Tropic Sprockets / Ready Player One
By Ian Brockway
“Ready Player One” is Steven Spielberg‘s latest matinee thrill. Though somewhat faltering, it is stunning, big, bold and ambitious. It is based on a novel by Ernest Cline that focuses in part on the contrast between a digital internet realm and our earthly concrete life. The film is chock full of color and stimuli and it is threaded with thoughtful commentary. But it does stumble when the plot zooms in on seemingly endless video game style wars and battle sequences.
It is the year 2044 and due to an energy crisis, the middle class is gone. Thousands of people live in high rise trailer parks. The color gray is ubiquitous.
Teenager Wade (Ty Sheridan) lives with his aunt and her abusive boyfriend. To escape anxiety and boredom, Wade spends whole days on the net with OASIS, a virtual world created by Mr. Halliday (Mark Rylance) where people can make actual money and experience semi- tangible emotions. Halliday has started a contest to find three keys. The finder of these objects will own and manage the OASIS. Wade is driven to win.
The film is Federico Fellini as interpreted by Spielberg, with numerous quirky goblins and ghouls floating about on the screen. King Kong smashes and roars. Cars rip upon the road. There are numerous explosions and collisions. Batman is here but he is ineffectual. Noise and confusion reigns.

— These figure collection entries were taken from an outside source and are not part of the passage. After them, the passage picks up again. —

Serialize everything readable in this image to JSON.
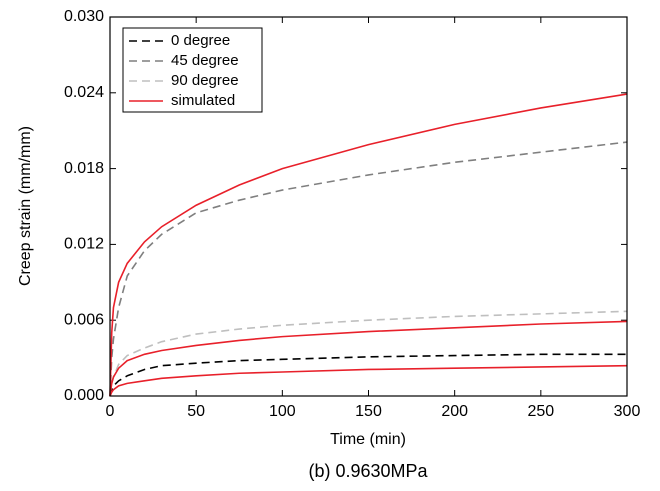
{
  "chart_data": {
    "type": "line",
    "caption": "(b) 0.9630MPa",
    "xlabel": "Time (min)",
    "ylabel": "Creep strain (mm/mm)",
    "x": [
      0,
      1,
      2,
      5,
      10,
      20,
      30,
      50,
      75,
      100,
      150,
      200,
      250,
      300
    ],
    "series": [
      {
        "name": "0 degree",
        "color": "#000000",
        "linestyle": "dashed",
        "values": [
          0,
          0.0005,
          0.0008,
          0.0012,
          0.0016,
          0.0021,
          0.0024,
          0.0026,
          0.0028,
          0.0029,
          0.0031,
          0.0032,
          0.0033,
          0.0033
        ]
      },
      {
        "name": "45 degree",
        "color": "#7f7f7f",
        "linestyle": "dashed",
        "values": [
          0,
          0.003,
          0.0045,
          0.007,
          0.0095,
          0.0115,
          0.0128,
          0.0145,
          0.0155,
          0.0163,
          0.0175,
          0.0185,
          0.0193,
          0.0201
        ]
      },
      {
        "name": "90 degree",
        "color": "#bfbfbf",
        "linestyle": "dashed",
        "values": [
          0,
          0.001,
          0.0015,
          0.0025,
          0.0032,
          0.0038,
          0.0043,
          0.0049,
          0.0053,
          0.0056,
          0.006,
          0.0063,
          0.0065,
          0.0067
        ]
      },
      {
        "name": "simulated",
        "color": "#e8202a",
        "linestyle": "solid",
        "values": [
          0,
          0.005,
          0.007,
          0.009,
          0.0105,
          0.0122,
          0.0134,
          0.0151,
          0.0167,
          0.018,
          0.0199,
          0.0215,
          0.0228,
          0.0239
        ]
      },
      {
        "name": "simulated",
        "color": "#e8202a",
        "linestyle": "solid",
        "values": [
          0,
          0.001,
          0.0015,
          0.0022,
          0.0028,
          0.0033,
          0.0036,
          0.004,
          0.0044,
          0.0047,
          0.0051,
          0.0054,
          0.0057,
          0.0059
        ]
      },
      {
        "name": "simulated",
        "color": "#e8202a",
        "linestyle": "solid",
        "values": [
          0,
          0.0003,
          0.0005,
          0.0008,
          0.001,
          0.0012,
          0.0014,
          0.0016,
          0.0018,
          0.0019,
          0.0021,
          0.0022,
          0.0023,
          0.0024
        ]
      }
    ],
    "xlim": [
      0,
      300
    ],
    "xticks": [
      0,
      50,
      100,
      150,
      200,
      250,
      300
    ],
    "ylim": [
      0,
      0.03
    ],
    "yticks": [
      {
        "value": 0,
        "label": "0.000"
      },
      0.006,
      0.012,
      0.018,
      0.024,
      {
        "value": 0.03,
        "label": "0.030"
      }
    ],
    "legend": "upper left",
    "grid": false
  }
}
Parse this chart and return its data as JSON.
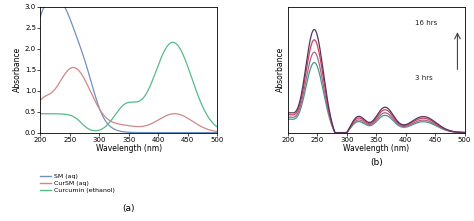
{
  "panel_a": {
    "xlabel": "Wavelength (nm)",
    "ylabel": "Absorbance",
    "label": "(a)",
    "xlim": [
      200,
      500
    ],
    "ylim": [
      0,
      3
    ],
    "yticks": [
      0,
      0.5,
      1.0,
      1.5,
      2.0,
      2.5,
      3.0
    ],
    "xticks": [
      200,
      250,
      300,
      350,
      400,
      450,
      500
    ],
    "legend": [
      "SM (aq)",
      "CurSM (aq)",
      "Curcumin (ethanol)"
    ],
    "colors_a": [
      "#7090c0",
      "#d08888",
      "#55bb88"
    ]
  },
  "panel_b": {
    "xlabel": "Wavelength (nm)",
    "ylabel": "Absorbance",
    "label": "(b)",
    "xlim": [
      200,
      500
    ],
    "xticks": [
      200,
      250,
      300,
      350,
      400,
      450,
      500
    ],
    "annotation_top": "16 hrs",
    "annotation_bottom": "3 hrs",
    "colors_b": [
      "#449988",
      "#aa6688",
      "#cc4455",
      "#553366"
    ]
  },
  "fig_bg": "#ffffff"
}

The best and most intense scene takes place in the setting of Stanley Kubrick’s “The Shining.” Rivers of blood pour through the elevator as Wade runs for his life. The scene is a stand-alone wondrous sequence and a loving detailed tribute to the master director.
But the film flattens out when our hero has to combat endless motley characters from a video universe. It all starts to feel as if the audience is not watching a film, but rather a routine loop in a video game. Every segment is full of lasers, knives and high powered guns.
The striking Olivia Cooke has a solid turn as a warrior heroine and Wade’s love interest, while Rylance, a Spielberg regular, is once again terrific as a strange man / boy inventor. Ben Mendelsohn is fine as a billionaire villain, although he hardly stretches his dramatic muscle.
The concept is once again a favorite of the director: of a young boy fighting against authority and utilizing his imagination. It is compelling too, that Spielberg is engaged in a nostalgic exercise of re-living his cinematic past and having fun with it. Wonderful also is this auteur’s belief that this imaginary world, no matter how euphoric, is no substitute for romance, the touch of the human and our prehensile existence.
There are many passages to amaze the eyes and there is no question that Spielberg is a master of film, be it concerned with history or escape. That being said, this is at times a disappointment. Just when the film reaches dazzling heights, it lowers to the sundry events of fighting, swordplay and laser shooting. Since the OASIS environment is supposed to be so vivid, pluralistic and magical, the routinely shown combat is a missed opportunity. Still, even with this plunge, “Ready Player One” makes a fine addition to the director’s canon.